EXEC BECAME TOP BUSINESS THINKER.
Clayton Christensen, a Harvard University business school professor who became one of the world’s most influential business thinkers, died from complications from leukemia Jan. 23 in Boston. He was 67.
A former all-state basketball player, Christensen was perhaps an unlikely Ivy League academic. Raised in poverty in Salt Lake City, he was known for his thriftiness, and drove the same Chevy Nova for years.
He had worked at Boston Consulting and co-founded an advanced materials company before joining the Harvard faculty, deciding he was better suited as an analyst than an executive.
He spent most of his career answering one common question: How is it that a small startup can take on an industry giant — one with a robust research lab and seemingly top-notch management — and win? Paradoxically, Christensen found that many companies succeeded not by making something better, but by making something worse, in cheap products for the low end of the market.
For example, in the 1950s, Sony released cheap transistor radios, which primarily appealed to teens before overtaking fancier radios by RCA and Zenith. Christensen found that the same model played out with everything from excavators to Model Ts, and called it “disruptive innovation.”
He distilled his findings into The Innovator’s Dilemma (1997), which the Economist named one of the six greatest business books ever written. His followup was The Innovator’s Solution (2003). “Disruption” became an inescapable buzzword.

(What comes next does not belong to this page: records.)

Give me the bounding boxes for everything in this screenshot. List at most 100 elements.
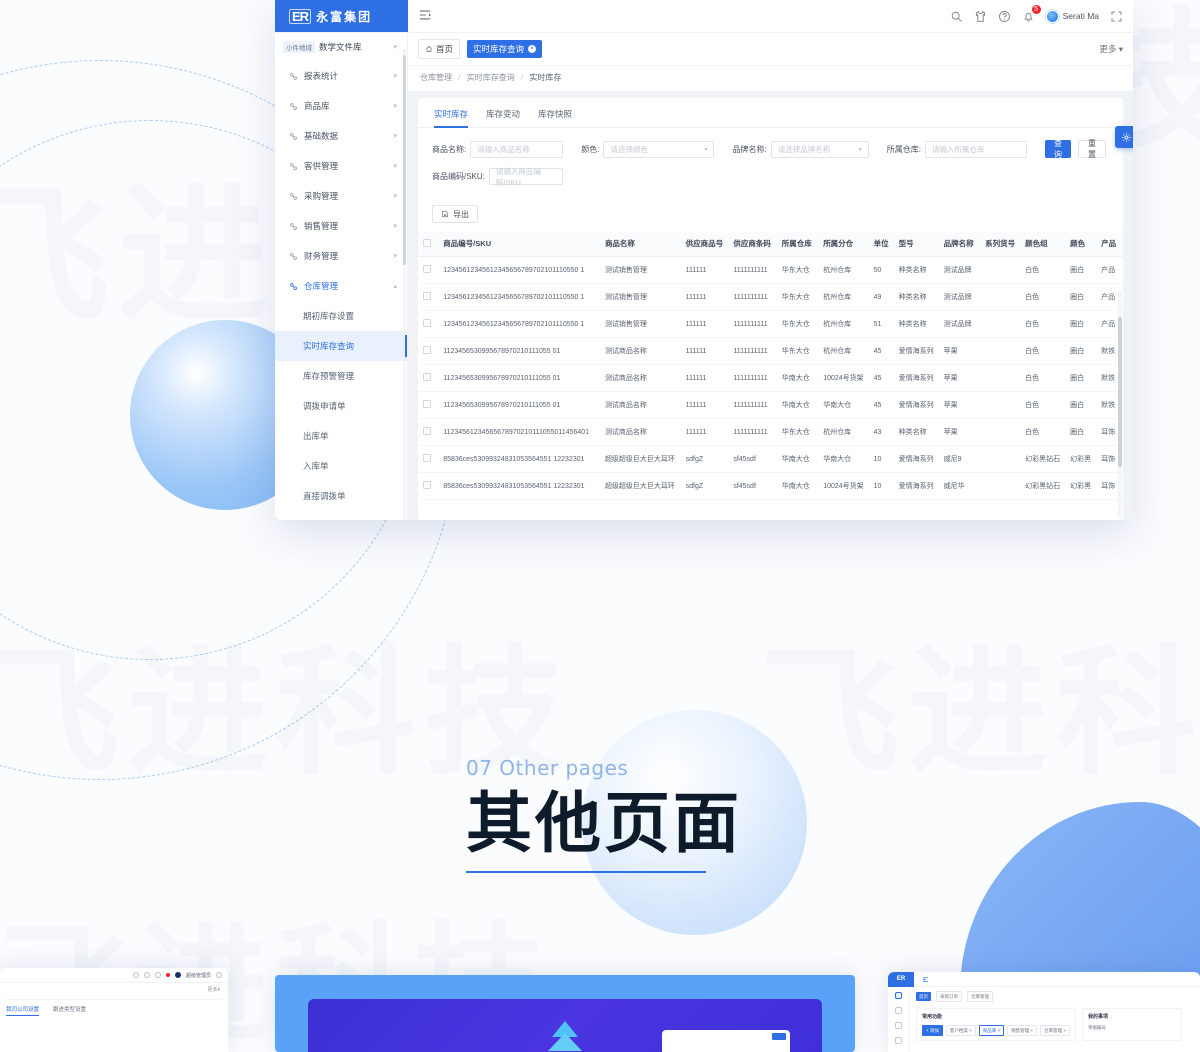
sidebar-subitem-3[interactable]: 调拨申请单 [275,391,407,421]
row-checkbox[interactable] [423,427,431,435]
table-row[interactable]: 1123456530995678970210111055 01 测试商品名称 111… [418,364,1123,392]
warehouse-input[interactable]: 请输入所属仓库 [924,140,1027,158]
table-row[interactable]: 85836ces53099324831053564551 12232301 超级超… [418,472,1123,500]
tab-stock-snapshot[interactable]: 库存快照 [538,108,572,127]
row-checkbox[interactable] [423,400,431,408]
decorative-corner-blob [960,802,1200,992]
sidebar-item-label: 财务管理 [304,251,339,261]
sidebar-subitem-6[interactable]: 直接调拨单 [275,481,407,511]
menu-collapse-icon[interactable] [418,8,432,25]
sku-label: 商品编码/SKU: [432,172,485,181]
bell-icon[interactable]: 5 [1022,4,1041,23]
table-cell: 产品 [1096,256,1123,284]
brand-label: 品牌名称: [732,144,767,154]
sidebar-subitem-0[interactable]: 期初库存设置 [275,301,407,331]
sidebar-subitem-7[interactable]: 盘点管理 [275,511,407,520]
table-row[interactable]: 12345612345612345656789702101110550 1 测试销… [418,310,1123,338]
fullscreen-icon[interactable] [1110,10,1123,23]
thumbnail-login-page[interactable] [275,975,855,1052]
table-cell: 测试销售管理 [599,283,681,311]
app-topbar: ER 永富集团 5 Serati Ma [275,0,1133,33]
thumb-tab-followup-settings[interactable]: 跟进类型设置 [53,1005,86,1016]
sidebar-scrollbar[interactable] [403,55,406,265]
tab-home[interactable]: 首页 [418,39,461,59]
field-product-name: 商品名称: 请输入商品名称 [432,140,564,158]
table-cell: 1111111111 [728,391,777,419]
row-checkbox[interactable] [423,292,431,300]
shopping-icon[interactable] [974,10,987,23]
app-logo[interactable]: ER 永富集团 [275,0,408,32]
thumb-sidebar-icon [895,1037,902,1044]
table-row[interactable]: 12345612345612345656789702101110550 1 测试销… [418,256,1123,284]
close-icon[interactable]: × [528,45,537,53]
row-checkbox[interactable] [423,373,431,381]
tab-realtime-inventory-query[interactable]: 实时库存查询 × [467,40,543,58]
select-all-header [418,231,439,257]
table-row[interactable]: 12345612345612345656789702101110550 1 测试销… [418,283,1123,311]
table-cell: 爱情海系列 [893,472,939,500]
table-row[interactable]: 1123456530995678970210111055 01 测试商品名称 111… [418,337,1123,365]
table-cell: 白色 [1020,364,1066,392]
fullscreen-icon [216,972,222,978]
sidebar-subitem-5[interactable]: 入库单 [275,451,407,481]
table-cell: 白色 [1020,391,1066,419]
brand-select[interactable]: 请选择品牌名称 ▾ [770,140,869,158]
search-icon[interactable] [950,10,963,23]
table-scrollbar[interactable] [1118,317,1122,467]
select-all-checkbox[interactable] [423,238,431,247]
tab-realtime-stock[interactable]: 实时库存 [434,108,469,128]
sidebar-item-5[interactable]: 销售管理 ▾ [275,211,407,241]
search-button[interactable]: 查询 [1044,139,1071,159]
thumb-topbar: 超级管理员 [0,968,228,983]
sidebar-subitem-4[interactable]: 出库单 [275,421,407,451]
sidebar-item-label: 采购管理 [304,191,339,201]
row-checkbox[interactable] [423,319,431,327]
table-row[interactable]: 1123456530995678970210111055 01 测试商品名称 111… [418,391,1123,419]
reset-button[interactable]: 重置 [1077,139,1106,159]
sidebar-item-0[interactable]: 报表统计 ▾ [275,61,407,91]
thumb-tab-warehouse: 仓库管理 [967,991,993,1002]
thumbnail-settings-page[interactable]: 超级管理员 更多 ▾ 我司公司设置 跟进类型设置 [0,968,228,1052]
table-row[interactable]: 11234561234565678970210111055011456401 测试… [418,418,1123,446]
table-row[interactable]: 85836ces53099324831053564551 12232301 超级超… [418,445,1123,473]
chevron-up-icon: ▴ [393,283,397,290]
thumbnail-dashboard-page[interactable]: ER 首页 采购订单 仓库管理 常用功能 + 添加 客户档案 × 商品库 × 销售管理… [888,972,1200,1052]
table-cell: 种类名称 [893,310,939,338]
sidebar-item-3[interactable]: 客供管理 ▾ [275,151,407,181]
row-select-cell [418,391,439,419]
app-window: ER 永富集团 5 Serati Ma 小件地域 数学文件库 ▾ 报表统计 ▾ … [275,0,1133,520]
help-icon[interactable] [998,10,1011,23]
tag-more-button[interactable]: 更多 ▾ [1099,43,1123,55]
export-label: 导出 [453,209,469,219]
home-icon [426,45,432,52]
tab-stock-movement[interactable]: 库存变动 [486,108,520,127]
column-header-3: 供应商条码 [728,231,777,257]
product-name-input[interactable]: 请输入商品名称 [470,140,564,158]
breadcrumb-level1[interactable]: 仓库管理 [420,73,452,82]
avatar [1045,9,1059,23]
row-checkbox[interactable] [423,265,431,273]
sidebar-subitem-2[interactable]: 库存预警管理 [275,361,407,391]
sidebar-item-7[interactable]: 仓库管理 ▴ [275,271,407,301]
row-checkbox[interactable] [423,454,431,462]
sidebar-item-4[interactable]: 采购管理 ▾ [275,181,407,211]
thumb-tab-company-settings[interactable]: 我司公司设置 [6,1005,40,1016]
row-select-cell [418,364,439,392]
sidebar-subitem-1[interactable]: 实时库存查询 [275,331,407,361]
sidebar-item-6[interactable]: 财务管理 ▾ [275,241,407,271]
user-menu[interactable]: Serati Ma [1045,9,1099,23]
breadcrumb-level2[interactable]: 实时库存查询 [467,73,515,82]
export-button[interactable]: 导出 [432,205,478,223]
brand-select-value: 请选择品牌名称 [777,144,831,154]
sidebar-org-selector[interactable]: 小件地域 数学文件库 ▾ [275,33,407,61]
sku-input[interactable]: 请输入商品编码/SKU [488,167,563,187]
gear-icon[interactable] [1115,126,1133,148]
sidebar-subitem-label: 入库单 [303,461,329,471]
sidebar-item-1[interactable]: 商品库 ▾ [275,91,407,121]
sidebar-org-tag: 小件地域 [283,41,315,53]
sidebar-item-2[interactable]: 基础数据 ▾ [275,121,407,151]
row-checkbox[interactable] [423,346,431,354]
table-cell [980,391,1021,419]
color-select[interactable]: 请选择颜色 ▾ [603,140,715,158]
row-checkbox[interactable] [423,481,431,489]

He reportedly earned $100,000 per talk on the lecture circuit and continually refined his theories, even after a stroke in 2010 forced him to spend more than a year working to recover.
The second of eight children, Clayton Magleby Christensen was born April 6, 1952.
He went to Oxford as a Rhodes scholar, earning a master’s in applied econometrics in 1977. In 1979, he graduated from Harvard Business School, returned for a doctorate in business administration in 1992 and was named full professor six years later.
In 1976, he married Christine Quinn. She and their five children, nine grandchildren and five siblings survive him.